Friday, February 28, 2014

The Lego Movie


The Lego Movie is clever, visually pleasing, and flat-out hilarious. My wife and I have been quoting it back and forth to each other for weeks.

The film begins as a relatively straightforward action-adventure, albeit with a Lego twist. The cleverness comes from two sources: the gags, which seem mostly to consist of taking down mainstream culture in general (a bold move for a mainstream film) and Batman in particular, and the structure. I particularly enjoyed all the digs at the Caped Crusader, whom I've always found to be a ridiculous character better suited to Adam West than Christian Bale. It's difficult to praise the film's structure without getting into spoiler territory, but suffice it to say that the movie takes everything you know about how these movies go, inverts it, then twists it sideways. It works, it's seamless, and it's wonderfully creative. I loved it.

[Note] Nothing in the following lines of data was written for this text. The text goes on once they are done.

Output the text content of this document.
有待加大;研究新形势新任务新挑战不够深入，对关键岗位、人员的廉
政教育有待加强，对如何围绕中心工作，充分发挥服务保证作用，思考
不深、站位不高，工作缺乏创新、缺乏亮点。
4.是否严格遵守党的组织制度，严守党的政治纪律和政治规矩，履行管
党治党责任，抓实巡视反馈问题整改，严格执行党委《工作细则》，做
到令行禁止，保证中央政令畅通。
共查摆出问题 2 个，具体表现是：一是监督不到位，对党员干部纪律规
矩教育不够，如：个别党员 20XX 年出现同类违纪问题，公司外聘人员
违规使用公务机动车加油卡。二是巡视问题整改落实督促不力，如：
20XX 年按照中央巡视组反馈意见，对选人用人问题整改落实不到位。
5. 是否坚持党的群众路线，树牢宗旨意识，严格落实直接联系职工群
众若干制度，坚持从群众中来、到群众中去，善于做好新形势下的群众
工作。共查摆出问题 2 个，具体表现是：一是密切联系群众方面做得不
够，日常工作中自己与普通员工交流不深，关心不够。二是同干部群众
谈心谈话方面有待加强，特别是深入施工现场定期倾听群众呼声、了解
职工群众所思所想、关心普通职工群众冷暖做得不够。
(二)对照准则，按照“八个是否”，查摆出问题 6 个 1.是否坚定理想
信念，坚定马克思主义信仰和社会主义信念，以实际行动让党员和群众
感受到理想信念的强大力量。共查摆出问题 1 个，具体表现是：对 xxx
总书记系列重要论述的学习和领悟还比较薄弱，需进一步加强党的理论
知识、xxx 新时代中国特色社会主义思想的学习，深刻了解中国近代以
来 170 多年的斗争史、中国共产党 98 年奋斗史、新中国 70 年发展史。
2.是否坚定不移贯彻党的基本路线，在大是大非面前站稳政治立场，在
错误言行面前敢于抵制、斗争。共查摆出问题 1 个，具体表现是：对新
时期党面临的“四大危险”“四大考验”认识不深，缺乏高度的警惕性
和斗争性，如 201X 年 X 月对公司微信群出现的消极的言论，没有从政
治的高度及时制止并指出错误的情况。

Visually, The Lego Movie looks great. In fact, I've never seen a film animated quite like this one. It looks like a computer rendering of stop-motion animation using actual, used Legos, some of which appear to have been scavenged from one of the piles on my kids' bedroom floor. Some light research tells me that filmmakers Phil Lord and Chris Miller (of the hilarious 21 Jump Street and good-enough Cloudy with a Chance of Meatballs) employed a computer program that modeled how actual bricks to fit together to ensure that most everything shown onscreen can actually be built. The effect? A palpable sense of wonder.

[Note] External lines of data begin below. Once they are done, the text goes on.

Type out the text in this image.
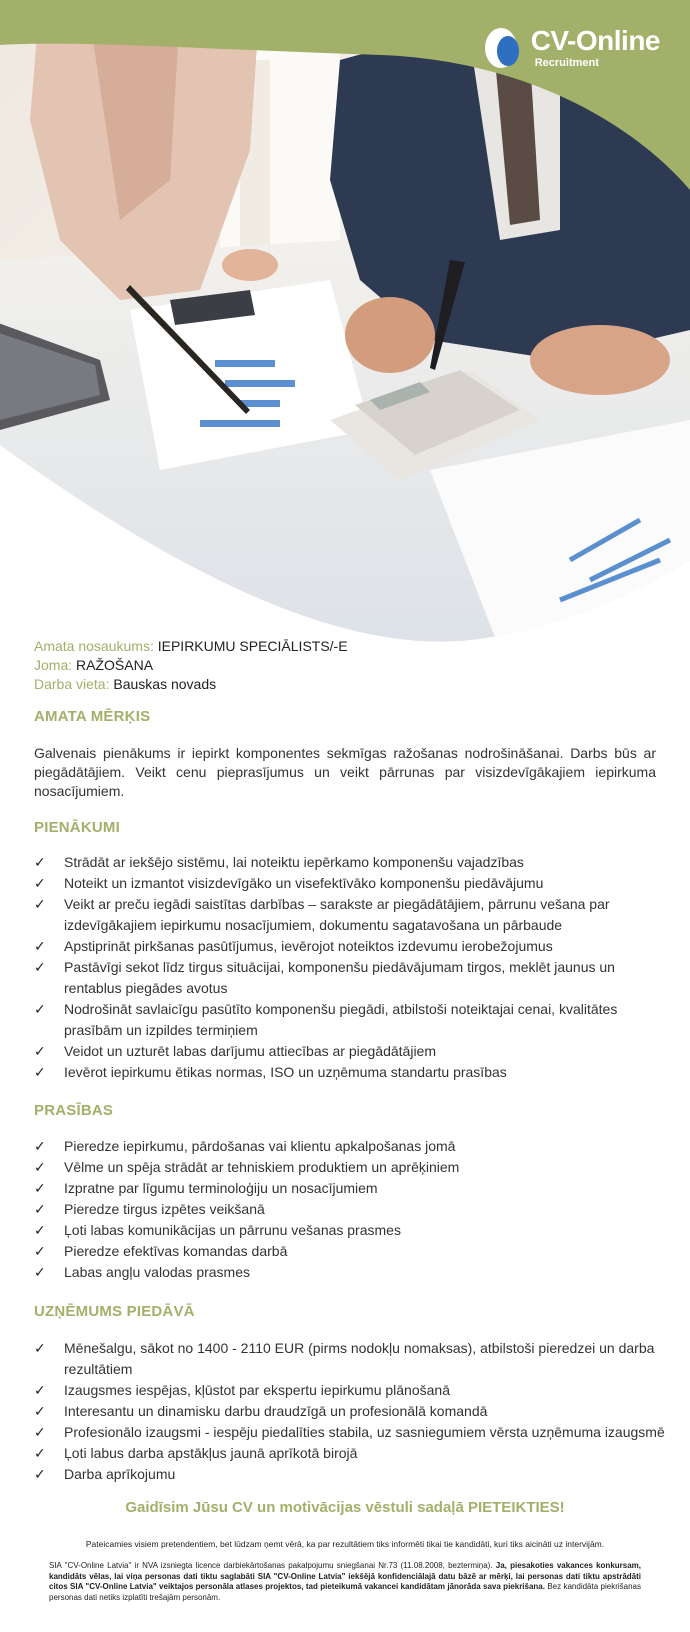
CV-Online
Recruitment
Amata nosaukums: IEPIRKUMU SPECIĀLISTS/-E
Joma: RAŽOŠANA
Darba vieta: Bauskas novads
AMATA MĒRĶIS

Galvenais pienākums ir iepirkt komponentes sekmīgas ražošanas nodrošināšanai. Darbs būs ar piegādātājiem. Veikt cenu pieprasījumus un veikt pārrunas par visizdevīgākajiem iepirkuma nosacījumiem.

PIENĀKUMI
✓ Strādāt ar iekšējo sistēmu, lai noteiktu iepērkamo komponenšu vajadzības
✓ Noteikt un izmantot visizdevīgāko un visefektīvāko komponenšu piedāvājumu
✓ Veikt ar preču iegādi saistītas darbības – sarakste ar piegādātājiem, pārrunu vešana par izdevīgākajiem iepirkumu nosacījumiem, dokumentu sagatavošana un pārbaude
✓ Apstiprināt pirkšanas pasūtījumus, ievērojot noteiktos izdevumu ierobežojumus
✓ Pastāvīgi sekot līdz tirgus situācijai, komponenšu piedāvājumam tirgos, meklēt jaunus un rentablus piegādes avotus
✓ Nodrošināt savlaicīgu pasūtīto komponenšu piegādi, atbilstoši noteiktajai cenai, kvalitātes prasībām un izpildes termiņiem
✓ Veidot un uzturēt labas darījumu attiecības ar piegādātājiem
✓ Ievērot iepirkumu ētikas normas, ISO un uzņēmuma standartu prasības
PRASĪBAS
✓ Pieredze iepirkumu, pārdošanas vai klientu apkalpošanas jomā
✓ Vēlme un spēja strādāt ar tehniskiem produktiem un aprēķiniem
✓ Izpratne par līgumu terminoloģiju un nosacījumiem
✓ Pieredze tirgus izpētes veikšanā
✓ Ļoti labas komunikācijas un pārrunu vešanas prasmes
✓ Pieredze efektīvas komandas darbā
✓ Labas angļu valodas prasmes
UZŅĒMUMS PIEDĀVĀ
✓ Mēnešalgu, sākot no 1400 - 2110 EUR (pirms nodokļu nomaksas), atbilstoši pieredzei un darba rezultātiem
✓ Izaugsmes iespējas, kļūstot par ekspertu iepirkumu plānošanā
✓ Interesantu un dinamisku darbu draudzīgā un profesionālā komandā
✓ Profesionālo izaugsmi - iespēju piedalīties stabila, uz sasniegumiem vērsta uzņēmuma izaugsmē
✓ Ļoti labus darba apstākļus jaunā aprīkotā birojā
✓ Darba aprīkojumu
Gaidīsim Jūsu CV un motivācijas vēstuli sadaļā PIETEIKTIES!
Pateicamies visiem pretendentiem, bet lūdzam ņemt vērā, ka par rezultātiem tiks informēti tikai tie kandidāti, kuri tiks aicināti uz intervijām.
SIA "CV-Online Latvia" ir NVA izsniegta licence darbiekārtošanas pakalpojumu sniegšanai Nr.73 (11.08.2008, beztermiņa). Ja, piesakoties vakances konkursam, kandidāts vēlas, lai viņa personas dati tiktu saglabāti SIA "CV-Online Latvia" iekšējā konfidenciālajā datu bāzē ar mērķi, lai personas dati tiktu apstrādāti citos SIA "CV-Online Latvia" veiktajos personāla atlases projektos, tad pieteikumā vakancei kandidātam jānorāda sava piekrišana. Bez kandidāta piekrišanas personas dati netiks izplatīti trešajām personām.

Finally, The Lego Movie is hilarious. Now, I'm an easy laugh – when my wife and I used to frequent comedy clubs, we'd always get seated right up front because laughter's infectious. That said, I laughed out loud throughout this film. From little gags like Abraham's Lincoln's unique mode of transportation to Will Arnett's 90-minute Batman parody, this picture scores again and again and again.

In short, everything about The Lego Movie is awesome. I can't wait for Lord & Miller's next picture.